By  Janet Upadhye and Ben Fractenberg | November 2, 2012 8:41am 

NEW DORP BEACH — Residents of New Dorp Beach are continuing to cleanup after Hurricane Sandy devastated their community — and many are still wondering when power and vital relief was getting to them.
 
Water still covered parts of Cedar Grove Avenue, which is just off the beach in the Lower Bay, and some houses were completely destroyed. Neighbors slowly cleaned their property, some seemingly unsure where to even start addressing the damage.
 
"We need help," said Caroline Tresca who lives in New Dorp. "We need Red Cross, we need FEMA. People have nothing."
 
FEMA inspectors were seen in Midland Beach Thursday morning, meeting with people whose houses were destroyed. One worker described the amount of appointments they faced Wednesday as "overwhelming."
 
About a half dozen police were stationed on Cedar Grove Avenue and the Fire Department responded to a call of a gas leak in a neighborhood home, but many people were relying on each other for help.
 
Some residents draped piles of free clothes over a wooden guardrail on the avenue.
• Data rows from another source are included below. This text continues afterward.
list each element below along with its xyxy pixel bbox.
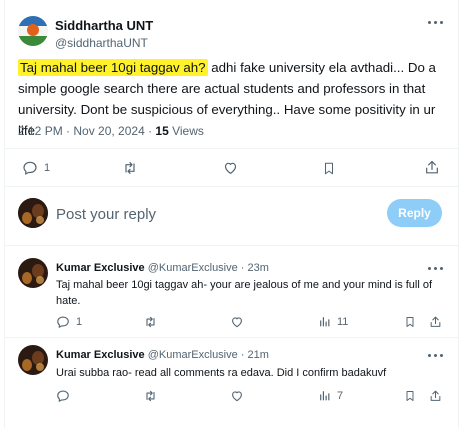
reply-author-handle[interactable]: @KumarExclusive	[148, 262, 238, 274]
more-options-icon[interactable]	[428, 352, 444, 358]
views-action[interactable]: 7	[318, 389, 343, 402]
like-action[interactable]	[230, 315, 244, 329]
views-count: 11	[337, 315, 349, 328]
reply-time[interactable]: · 21m	[238, 349, 269, 361]
reply-input[interactable]: Post your reply	[56, 206, 156, 223]
views-label: Views	[168, 124, 204, 138]
like-action[interactable]	[230, 389, 244, 403]
avatar[interactable]	[18, 345, 48, 375]
reply-author-name[interactable]: Kumar Exclusive	[56, 349, 145, 361]
repost-icon	[125, 162, 135, 174]
share-action[interactable]	[424, 159, 440, 176]
bookmark-icon	[324, 162, 334, 175]
reply-text: Urai subba rao- read all comments ra eda…	[56, 367, 387, 379]
views-action[interactable]: 11	[318, 315, 348, 328]
reply-action[interactable]: 1	[56, 315, 82, 329]
bookmark-icon	[406, 317, 414, 327]
avatar[interactable]	[18, 258, 48, 288]
author-name[interactable]: Siddhartha UNT	[55, 18, 153, 33]
reply-action[interactable]: 1	[22, 160, 50, 176]
views-count: 15	[155, 124, 169, 138]
share-icon	[426, 160, 438, 174]
repost-action[interactable]	[143, 389, 158, 403]
reply-time[interactable]: · 23m	[238, 262, 269, 274]
share-icon	[430, 390, 441, 401]
highlighted-text: Taj mahal beer 10gi taggav ah?	[18, 59, 208, 76]
tweet-timestamp[interactable]: 2:12 PM · Nov 20, 2024 ·	[18, 124, 155, 138]
repost-action[interactable]	[143, 315, 158, 329]
divider	[4, 337, 459, 338]
tweet-meta: 2:12 PM · Nov 20, 2024 · 15 Views	[18, 124, 204, 138]
share-action[interactable]	[429, 389, 442, 403]
author-handle[interactable]: @siddharthaUNT	[55, 36, 148, 50]
avatar	[18, 198, 48, 228]
reply-header: Kumar Exclusive @KumarExclusive · 21m	[56, 349, 269, 361]
reply-count: 1	[76, 316, 83, 328]
reply-action[interactable]	[56, 389, 76, 403]
heart-icon	[232, 391, 242, 402]
reply-text: Taj mahal beer 10gi taggav ah- your are …	[56, 279, 433, 307]
divider	[4, 245, 459, 246]
like-action[interactable]	[222, 160, 239, 176]
heart-icon	[224, 162, 237, 174]
analytics-icon	[320, 391, 330, 401]
repost-action[interactable]	[121, 160, 139, 176]
reply-count: 1	[44, 162, 51, 174]
divider	[4, 186, 459, 187]
views-count: 7	[337, 389, 344, 402]
main-tweet-header: Siddhartha UNT @siddharthaUNT	[18, 12, 448, 52]
divider	[4, 148, 459, 149]
reply-author-name[interactable]: Kumar Exclusive	[56, 262, 145, 274]
avatar[interactable]	[18, 16, 48, 46]
share-action[interactable]	[429, 315, 442, 329]
share-icon	[430, 316, 441, 327]
analytics-icon	[320, 317, 330, 327]
reply-icon	[23, 161, 37, 175]
more-options-icon[interactable]	[428, 265, 444, 271]
repost-icon	[146, 390, 155, 402]
bookmark-action[interactable]	[404, 315, 416, 329]
bookmark-action[interactable]	[404, 389, 416, 403]
more-options-icon[interactable]	[428, 19, 444, 25]
reply-button[interactable]: Reply	[387, 199, 442, 227]
bookmark-icon	[406, 391, 414, 401]
reply-icon	[57, 316, 69, 328]
heart-icon	[232, 317, 242, 328]
reply-author-handle[interactable]: @KumarExclusive	[148, 349, 238, 361]
reply-icon	[57, 390, 69, 402]
reply-header: Kumar Exclusive @KumarExclusive · 23m	[56, 262, 269, 274]
repost-icon	[146, 316, 155, 328]
bookmark-action[interactable]	[322, 160, 336, 177]
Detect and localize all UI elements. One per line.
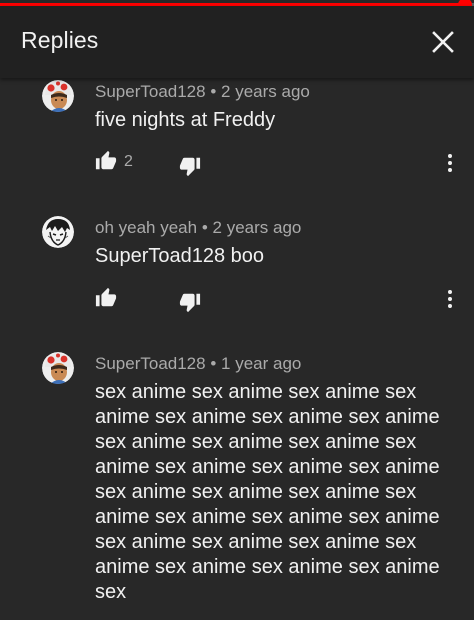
comment-author[interactable]: SuperToad128 — [95, 82, 206, 101]
more-options-button[interactable] — [440, 288, 460, 310]
thumbs-up-icon — [95, 287, 117, 307]
dislike-button[interactable] — [179, 291, 201, 313]
thumbs-down-icon — [179, 293, 201, 313]
like-count: 2 — [124, 153, 133, 170]
thumbs-down-icon — [179, 157, 201, 177]
toad-avatar[interactable] — [42, 80, 74, 112]
comment-meta: oh yeah yeah • 2 years ago — [95, 218, 301, 238]
dislike-button[interactable] — [179, 155, 201, 177]
comment-text: five nights at Freddy — [95, 109, 276, 131]
comment-text: SuperToad128 boo — [95, 245, 265, 267]
comment-meta: SuperToad128 • 1 year ago — [95, 354, 301, 374]
comment-age: 2 years ago — [212, 218, 302, 237]
meta-separator: • — [201, 218, 208, 237]
more-options-button[interactable] — [440, 152, 460, 174]
comment-author[interactable]: oh yeah yeah — [95, 218, 197, 237]
close-button[interactable] — [426, 25, 460, 59]
comment-age: 2 years ago — [221, 82, 310, 101]
close-icon — [432, 31, 454, 53]
like-button[interactable] — [95, 287, 117, 309]
comment-author[interactable]: SuperToad128 — [95, 354, 206, 373]
comment-text: sex anime sex anime sex anime sex anime … — [95, 381, 440, 603]
replies-panel: Replies SuperToad128 • 2 years ago five … — [0, 0, 474, 620]
more-vert-icon — [448, 290, 452, 308]
toad-avatar[interactable] — [42, 352, 74, 384]
more-vert-icon — [448, 154, 452, 172]
meta-separator: • — [210, 82, 217, 101]
thumbs-up-icon — [95, 150, 117, 170]
page-title: Replies — [21, 27, 99, 53]
like-button[interactable] — [95, 150, 117, 172]
manga-avatar[interactable] — [42, 216, 74, 248]
comment-meta: SuperToad128 • 2 years ago — [95, 82, 310, 102]
meta-separator: • — [210, 354, 217, 373]
comment-age: 1 year ago — [221, 354, 302, 373]
replies-header: Replies — [0, 6, 474, 78]
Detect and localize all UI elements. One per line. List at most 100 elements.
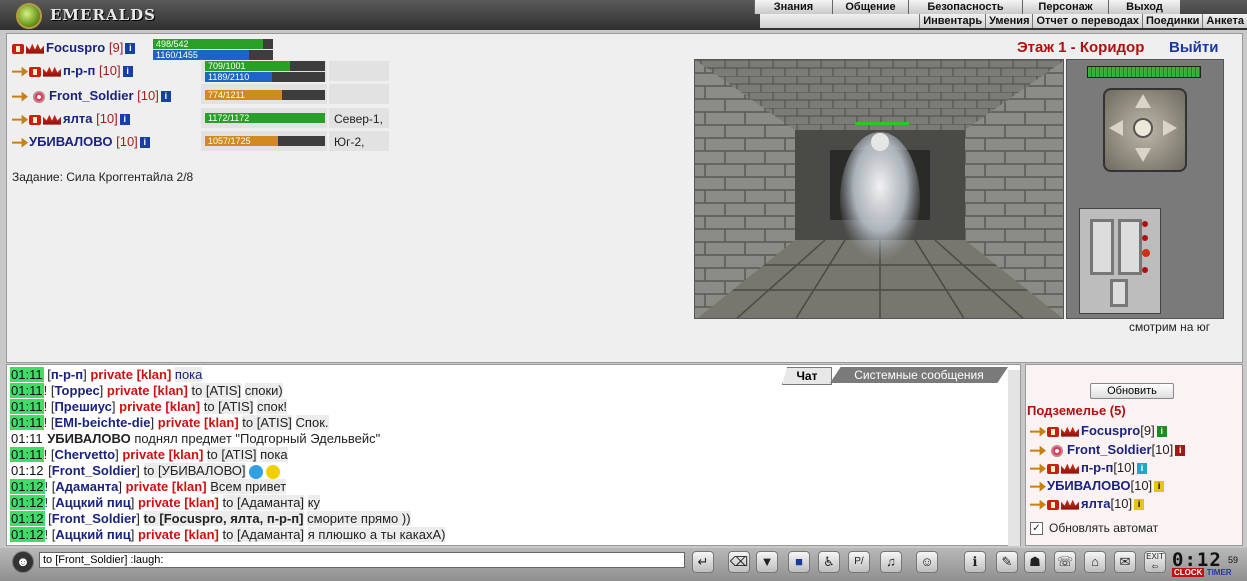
facing-direction: смотрим на юг xyxy=(1129,320,1211,334)
save-icon[interactable]: ■ xyxy=(788,551,810,573)
laugh-icon xyxy=(265,464,280,479)
auto-refresh-toggle[interactable]: ✓ Обновлять автомат xyxy=(1030,521,1158,536)
chat-log[interactable]: Чат Системные сообщения 01:11 [п-р-п] pr… xyxy=(6,364,1021,546)
chat-recipient[interactable]: to [Focuspro, ялта, п-р-п] xyxy=(143,511,304,526)
submenu-skills[interactable]: Умения xyxy=(985,14,1032,28)
movement-compass[interactable] xyxy=(1103,88,1187,172)
walk-icon[interactable]: ♿ xyxy=(818,551,840,573)
chat-sender[interactable]: Адаманта xyxy=(55,479,118,494)
smiley-icon[interactable]: ☺ xyxy=(916,551,938,573)
party-member-name[interactable]: ялта xyxy=(63,111,92,126)
chat-input[interactable] xyxy=(39,552,685,568)
clan-icon[interactable]: ☗ xyxy=(1024,551,1046,573)
exit-dungeon-link[interactable]: Выйти xyxy=(1169,39,1218,56)
party-member-name[interactable]: п-р-п xyxy=(63,63,95,78)
chat-sender[interactable]: Прешиус xyxy=(54,399,111,414)
online-user[interactable]: Front_Soldier[10] i xyxy=(1030,442,1186,457)
party-member-row: Focuspro [9] i 498/542 1160/1455 xyxy=(12,38,312,60)
game-clock: 0:12 59 CLOCK TIMER xyxy=(1172,549,1242,577)
edit-icon[interactable]: ✎ xyxy=(996,551,1018,573)
online-user[interactable]: п-р-п[10] i xyxy=(1030,460,1147,475)
online-user[interactable]: ялта[10] i xyxy=(1030,496,1145,511)
chat-recipient[interactable]: to [УБИВАЛОВО] xyxy=(143,463,246,478)
party-member-name[interactable]: Focuspro xyxy=(46,40,105,55)
refresh-button[interactable]: Обновить xyxy=(1090,383,1174,399)
info-icon[interactable]: i xyxy=(139,137,150,149)
music-icon[interactable]: ♫ xyxy=(880,551,902,573)
info-icon[interactable]: i xyxy=(160,91,171,103)
clan-flag-icon xyxy=(1047,426,1059,437)
info-icon[interactable]: i xyxy=(1175,445,1186,457)
clock-label[interactable]: CLOCK xyxy=(1172,568,1205,577)
info-icon[interactable]: i xyxy=(1134,499,1145,511)
chat-sender[interactable]: Аццкий пиц xyxy=(55,527,130,542)
info-player-icon[interactable]: ℹ xyxy=(964,551,986,573)
chat-recipient[interactable]: to [ATIS] xyxy=(206,447,257,462)
chat-sender[interactable]: Front_Soldier xyxy=(52,511,137,526)
dungeon-panel: Focuspro [9] i 498/542 1160/1455 п-р-п [1… xyxy=(6,33,1243,363)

Others walked around handing out water and baked goods.
 
"Community members are really coming together to help each other out," said Nicole Malliotakis, local New York State Assemblywoman. "Even the bowling alley is donating food and clothes."
 
While the macabre work of searching for dead bodies in homes had just about ended Thursday, there was still grim news coming out.
 
The bodies of two young boys, who went missing during the hurricane when their mother's car got stuck in floodwater, were found Thursday morning just north of New Dorp Beach in a marsh off Father Capodanno Boulevard.
 
"She's a great mother," said Lisa Carrano, the family's neighbor. "What she was trying to do was get her children to safety."
 
But there stories of survival too.
 
Lenny Nicholas, 48, was forced to flee his Midland Beach home when water surged through his neighborhood Monday night.
 
"You saw it rush in like a tsunami," said Nicholas, who fled his home, leaving his cat and Rottweiler behind. "You didn't even have enough time to turn around grab anything."
 
Nicholas tried to get back to his home later that evening and almost drowned.
 
"I was swimming as hard as I could," he said. "It was pulling me under."
 
Miraculously, when he did finally get back to his home after the hurricane left, his animals were still alive. 
 
Eric Diaz, 18, said he was walking in Midland Beach Wednesday when he passed a distraught man.
 
"All I want is my mother's ashes," he said the man yelled to him, unable to get into his home which was still flooded.
 
Diaz waded waist-deep through the murky water into the house, found the urn and brought it back.